Only a quarter of business leaders believe the state of the country’s infrastructure will improve by 2020, according to a report by the CBI and Aecom.
Concerns over the future of UK infrastructure emerged in the organisations’ annual infrastructure survey, which found that only 27 per cent of firms foresee an improvement in the state of the UK’s infrastructure by 2020.
This was down from 43 per cent in last year’s survey.
Almost two-thirds of businesses believe the UK is unlikely to be more internationally competitive in 2050 than it is now.
Meanwhile, a fifth of respondents said they thought UK infrastructure would deteriorate between 2015 and 2020.
The report attributed the results to uncertainty following the EU referendum and the formation of a new government.
Two in five infrastructure providers said they were dissatisfied with the current business environment for delivering infrastructure projects, with only a quarter satisfied with access to funding or financing.
This was despite 44 per cent of firms reporting that the UK’s infrastructure had improved over the past five years, and 42 per cent saying they were encouraged by the policies put in place in this parliament.
More than 97 per cent of respondents said the delivery of Highways England’s Roads Investment Strategy and Network Rail’s Control Period 5 enhancements were top priorities for UK plc.
However, 74 per cent of these respondents were ’not confident’ Network Rail could deliver the rest of CP5, while 71 per cent were ‘not confident’ that Highways England had the capacity to complete RIS.
On the quality of infrastructure by region, only 40 per cent of London businesses were satisfied with their regional networks, compared with 28 per cent in Yorkshire & Humber, 8 per cent in Wales and 5 per cent in the West Midlands.
In total, 728 infrastructure investors, providers or users responded to the survey, which was carried out between 27 May and 22 July.
The EU referendum fell in the middle of the survey’s data collection period and before decisions on Hinkley Point C and Heathrow had been made.
CBI director-general Carolyn Fairbairn said: “Our message is a simple one: at the end of the day, delivery is what matters.
“Announcements and commitments are one thing – seeing tarmac, tracks and super-fast internet cables being laid is another.
“If we don’t get spades in the ground on existing plans, it’s clear we could put a major dent in the competitiveness of British business – and the UK itself.”
Aecom chief executive for civil infrastructure (EMIA) Richard Robinson said: “At a time of uncertainty, clarity around infrastructure investment and delivery will boost business confidence.
“The UK has a long history of successful major infrastructure projects, leading the world in creating innovative new delivery models.

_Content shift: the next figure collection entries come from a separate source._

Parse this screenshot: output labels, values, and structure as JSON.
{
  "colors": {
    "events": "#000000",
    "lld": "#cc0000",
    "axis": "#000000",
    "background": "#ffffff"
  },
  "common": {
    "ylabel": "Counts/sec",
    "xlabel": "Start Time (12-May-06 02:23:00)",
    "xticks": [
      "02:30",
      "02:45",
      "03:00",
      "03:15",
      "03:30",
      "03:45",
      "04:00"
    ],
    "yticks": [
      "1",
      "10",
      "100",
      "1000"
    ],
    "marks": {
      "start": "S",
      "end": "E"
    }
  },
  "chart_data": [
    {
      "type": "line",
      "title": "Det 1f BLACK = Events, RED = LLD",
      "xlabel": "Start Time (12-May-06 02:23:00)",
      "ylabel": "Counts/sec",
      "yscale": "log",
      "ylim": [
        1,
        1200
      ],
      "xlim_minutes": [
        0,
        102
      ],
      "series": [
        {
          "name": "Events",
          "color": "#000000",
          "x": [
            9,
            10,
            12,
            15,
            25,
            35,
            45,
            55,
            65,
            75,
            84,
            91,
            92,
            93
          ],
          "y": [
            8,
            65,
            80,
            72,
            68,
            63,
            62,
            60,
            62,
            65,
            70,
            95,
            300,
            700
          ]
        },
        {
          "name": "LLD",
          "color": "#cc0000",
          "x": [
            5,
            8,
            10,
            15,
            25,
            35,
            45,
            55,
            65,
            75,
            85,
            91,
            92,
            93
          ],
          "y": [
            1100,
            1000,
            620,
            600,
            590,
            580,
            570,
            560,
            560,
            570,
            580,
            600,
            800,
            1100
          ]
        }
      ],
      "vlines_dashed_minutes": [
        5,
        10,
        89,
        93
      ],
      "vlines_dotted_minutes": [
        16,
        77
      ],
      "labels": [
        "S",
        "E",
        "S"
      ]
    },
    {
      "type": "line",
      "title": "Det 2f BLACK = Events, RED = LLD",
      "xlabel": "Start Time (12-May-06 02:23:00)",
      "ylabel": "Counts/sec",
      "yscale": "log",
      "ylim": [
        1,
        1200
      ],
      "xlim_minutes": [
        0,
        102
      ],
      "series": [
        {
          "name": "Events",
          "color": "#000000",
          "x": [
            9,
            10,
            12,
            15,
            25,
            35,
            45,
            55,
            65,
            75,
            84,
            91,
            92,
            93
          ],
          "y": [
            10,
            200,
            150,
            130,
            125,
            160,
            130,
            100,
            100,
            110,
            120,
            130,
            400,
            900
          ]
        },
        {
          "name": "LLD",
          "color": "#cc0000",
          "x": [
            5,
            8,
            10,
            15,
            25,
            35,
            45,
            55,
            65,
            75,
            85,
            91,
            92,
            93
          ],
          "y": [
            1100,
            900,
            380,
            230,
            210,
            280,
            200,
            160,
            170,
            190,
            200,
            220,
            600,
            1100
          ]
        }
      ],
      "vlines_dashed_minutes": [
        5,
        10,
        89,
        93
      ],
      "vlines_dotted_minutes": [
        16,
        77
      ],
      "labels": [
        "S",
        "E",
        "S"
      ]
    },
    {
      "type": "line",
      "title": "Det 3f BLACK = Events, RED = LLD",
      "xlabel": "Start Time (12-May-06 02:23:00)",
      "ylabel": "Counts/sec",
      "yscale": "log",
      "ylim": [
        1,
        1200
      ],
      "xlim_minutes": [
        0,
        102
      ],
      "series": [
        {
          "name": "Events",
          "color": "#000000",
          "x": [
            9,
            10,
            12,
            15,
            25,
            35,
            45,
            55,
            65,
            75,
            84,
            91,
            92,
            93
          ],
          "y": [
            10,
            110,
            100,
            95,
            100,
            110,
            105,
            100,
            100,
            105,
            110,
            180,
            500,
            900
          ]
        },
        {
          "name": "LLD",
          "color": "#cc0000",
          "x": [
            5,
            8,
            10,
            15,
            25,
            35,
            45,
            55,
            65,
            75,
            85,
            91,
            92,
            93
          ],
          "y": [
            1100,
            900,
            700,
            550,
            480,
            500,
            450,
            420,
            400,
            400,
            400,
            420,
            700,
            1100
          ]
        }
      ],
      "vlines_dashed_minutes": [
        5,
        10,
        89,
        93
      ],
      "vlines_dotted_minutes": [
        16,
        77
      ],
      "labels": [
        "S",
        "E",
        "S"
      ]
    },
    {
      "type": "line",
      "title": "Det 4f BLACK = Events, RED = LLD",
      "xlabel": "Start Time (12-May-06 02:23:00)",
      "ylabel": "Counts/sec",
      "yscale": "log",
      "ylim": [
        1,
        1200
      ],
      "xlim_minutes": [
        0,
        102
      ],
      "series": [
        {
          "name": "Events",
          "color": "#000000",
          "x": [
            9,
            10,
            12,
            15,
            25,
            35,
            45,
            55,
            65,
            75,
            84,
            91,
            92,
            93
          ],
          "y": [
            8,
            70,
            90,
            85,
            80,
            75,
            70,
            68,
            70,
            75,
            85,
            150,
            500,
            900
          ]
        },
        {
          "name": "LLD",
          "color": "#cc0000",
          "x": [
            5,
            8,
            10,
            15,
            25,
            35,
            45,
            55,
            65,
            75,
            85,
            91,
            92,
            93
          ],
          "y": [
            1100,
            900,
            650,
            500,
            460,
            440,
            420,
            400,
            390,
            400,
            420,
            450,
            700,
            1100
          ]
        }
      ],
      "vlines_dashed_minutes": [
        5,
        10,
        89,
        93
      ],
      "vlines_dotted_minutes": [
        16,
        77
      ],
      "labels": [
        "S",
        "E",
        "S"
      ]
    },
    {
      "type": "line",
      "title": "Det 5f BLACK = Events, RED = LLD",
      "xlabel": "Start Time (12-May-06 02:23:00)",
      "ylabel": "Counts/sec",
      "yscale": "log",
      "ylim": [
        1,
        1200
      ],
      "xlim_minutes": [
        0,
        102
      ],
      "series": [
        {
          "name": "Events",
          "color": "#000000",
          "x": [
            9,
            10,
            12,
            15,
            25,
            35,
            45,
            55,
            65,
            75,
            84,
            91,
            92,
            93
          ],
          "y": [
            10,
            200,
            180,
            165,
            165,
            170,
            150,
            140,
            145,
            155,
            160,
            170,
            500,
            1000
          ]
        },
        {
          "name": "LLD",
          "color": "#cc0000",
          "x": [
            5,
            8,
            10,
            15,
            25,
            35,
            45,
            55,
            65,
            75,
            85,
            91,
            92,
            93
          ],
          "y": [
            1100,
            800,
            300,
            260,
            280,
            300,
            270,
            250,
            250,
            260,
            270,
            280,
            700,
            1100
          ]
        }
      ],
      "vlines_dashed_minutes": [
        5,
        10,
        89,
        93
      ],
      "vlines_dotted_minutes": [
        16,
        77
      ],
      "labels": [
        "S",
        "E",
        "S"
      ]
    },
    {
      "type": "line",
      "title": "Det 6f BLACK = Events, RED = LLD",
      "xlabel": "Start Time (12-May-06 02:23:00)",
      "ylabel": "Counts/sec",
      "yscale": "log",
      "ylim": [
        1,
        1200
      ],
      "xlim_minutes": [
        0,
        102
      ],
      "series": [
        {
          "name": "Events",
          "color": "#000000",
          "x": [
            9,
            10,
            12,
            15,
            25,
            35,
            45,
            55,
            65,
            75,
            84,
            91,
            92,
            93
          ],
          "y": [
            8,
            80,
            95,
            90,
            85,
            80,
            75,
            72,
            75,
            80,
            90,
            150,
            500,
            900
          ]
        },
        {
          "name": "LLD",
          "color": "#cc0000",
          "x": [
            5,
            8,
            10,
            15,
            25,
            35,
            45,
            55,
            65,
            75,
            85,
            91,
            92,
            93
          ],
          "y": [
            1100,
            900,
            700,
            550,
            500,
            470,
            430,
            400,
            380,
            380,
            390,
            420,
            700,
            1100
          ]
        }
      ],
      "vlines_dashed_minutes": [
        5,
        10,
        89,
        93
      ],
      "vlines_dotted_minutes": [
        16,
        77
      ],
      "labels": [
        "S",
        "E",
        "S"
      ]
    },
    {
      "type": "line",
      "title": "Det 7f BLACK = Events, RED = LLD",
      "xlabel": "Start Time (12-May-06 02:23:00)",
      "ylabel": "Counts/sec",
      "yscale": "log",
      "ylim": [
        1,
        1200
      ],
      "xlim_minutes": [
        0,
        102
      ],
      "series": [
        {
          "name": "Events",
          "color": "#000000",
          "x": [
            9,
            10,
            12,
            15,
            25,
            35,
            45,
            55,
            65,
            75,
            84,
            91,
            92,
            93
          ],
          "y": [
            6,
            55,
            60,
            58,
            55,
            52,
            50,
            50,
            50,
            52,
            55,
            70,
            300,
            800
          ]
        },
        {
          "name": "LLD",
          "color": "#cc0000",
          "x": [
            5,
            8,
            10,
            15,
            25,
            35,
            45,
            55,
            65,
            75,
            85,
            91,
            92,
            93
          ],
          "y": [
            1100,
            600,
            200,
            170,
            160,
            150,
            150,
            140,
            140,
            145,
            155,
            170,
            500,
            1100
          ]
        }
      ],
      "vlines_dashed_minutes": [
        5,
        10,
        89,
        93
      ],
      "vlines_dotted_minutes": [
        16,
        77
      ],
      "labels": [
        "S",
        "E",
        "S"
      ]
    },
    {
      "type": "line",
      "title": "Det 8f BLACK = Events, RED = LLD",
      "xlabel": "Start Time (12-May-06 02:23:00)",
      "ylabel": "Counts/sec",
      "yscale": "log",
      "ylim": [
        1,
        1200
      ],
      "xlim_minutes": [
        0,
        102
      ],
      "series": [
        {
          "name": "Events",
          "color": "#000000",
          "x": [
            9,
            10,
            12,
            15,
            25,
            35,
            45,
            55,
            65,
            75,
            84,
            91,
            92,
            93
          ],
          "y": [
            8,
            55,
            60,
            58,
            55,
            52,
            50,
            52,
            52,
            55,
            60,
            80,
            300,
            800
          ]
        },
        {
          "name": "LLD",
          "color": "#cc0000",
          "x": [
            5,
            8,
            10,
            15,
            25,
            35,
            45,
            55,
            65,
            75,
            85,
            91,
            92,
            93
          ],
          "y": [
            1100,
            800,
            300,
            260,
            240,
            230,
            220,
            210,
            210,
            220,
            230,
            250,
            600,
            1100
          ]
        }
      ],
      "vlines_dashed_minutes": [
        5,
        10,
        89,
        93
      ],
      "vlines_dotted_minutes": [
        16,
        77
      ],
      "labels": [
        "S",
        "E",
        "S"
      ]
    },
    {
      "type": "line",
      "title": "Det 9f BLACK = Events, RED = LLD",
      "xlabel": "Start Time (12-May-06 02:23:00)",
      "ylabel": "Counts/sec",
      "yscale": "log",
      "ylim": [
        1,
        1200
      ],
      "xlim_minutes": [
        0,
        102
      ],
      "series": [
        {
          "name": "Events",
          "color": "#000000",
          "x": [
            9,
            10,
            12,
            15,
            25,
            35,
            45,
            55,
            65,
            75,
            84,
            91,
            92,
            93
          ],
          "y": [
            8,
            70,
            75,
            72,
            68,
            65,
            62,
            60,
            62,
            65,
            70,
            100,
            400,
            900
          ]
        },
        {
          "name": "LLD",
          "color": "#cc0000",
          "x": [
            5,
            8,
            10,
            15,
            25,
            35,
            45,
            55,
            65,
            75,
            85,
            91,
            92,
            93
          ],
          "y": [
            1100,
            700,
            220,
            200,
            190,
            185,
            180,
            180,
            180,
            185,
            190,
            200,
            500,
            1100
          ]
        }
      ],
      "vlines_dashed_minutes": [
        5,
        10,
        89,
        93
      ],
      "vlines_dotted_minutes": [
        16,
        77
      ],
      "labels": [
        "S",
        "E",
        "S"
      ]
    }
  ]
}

Schemes such as Crossrail and Tideway are beacons of best practice around the globe.
“Fortunately the UK has moved on from the era of under-investment in infrastructure. Since the start of this decade we have seen a revitalised commitment to infrastructure investment and its transformative power. The focus now must be on delivery.”
64 per cent of respondents feel that the UK is unlikely to be more internationally competitive in 2050 than it is now.
99 per cent see delivery of rail projects in Control Period 5 and 97 per cent see delivery of the Road Investment Strategy as important priorities for UK plc.
40 per cent of infrastructure providers are dissatisfied with the current business environment for delivery.
86 per cent of infrastructure providers are concerned that skills shortages will affect the UK’s ability to deliver the current infrastructure pipeline.
59 per cent of respondents are open to greater use of private financing models for the road and rail networks, moving away from the exclusively government-funded model currently used.
46 per cent of businesses are dissatisfied with the current state of infrastructure in the region in which they personally operate and 47 per cent think devolution will improve infrastructure in their region.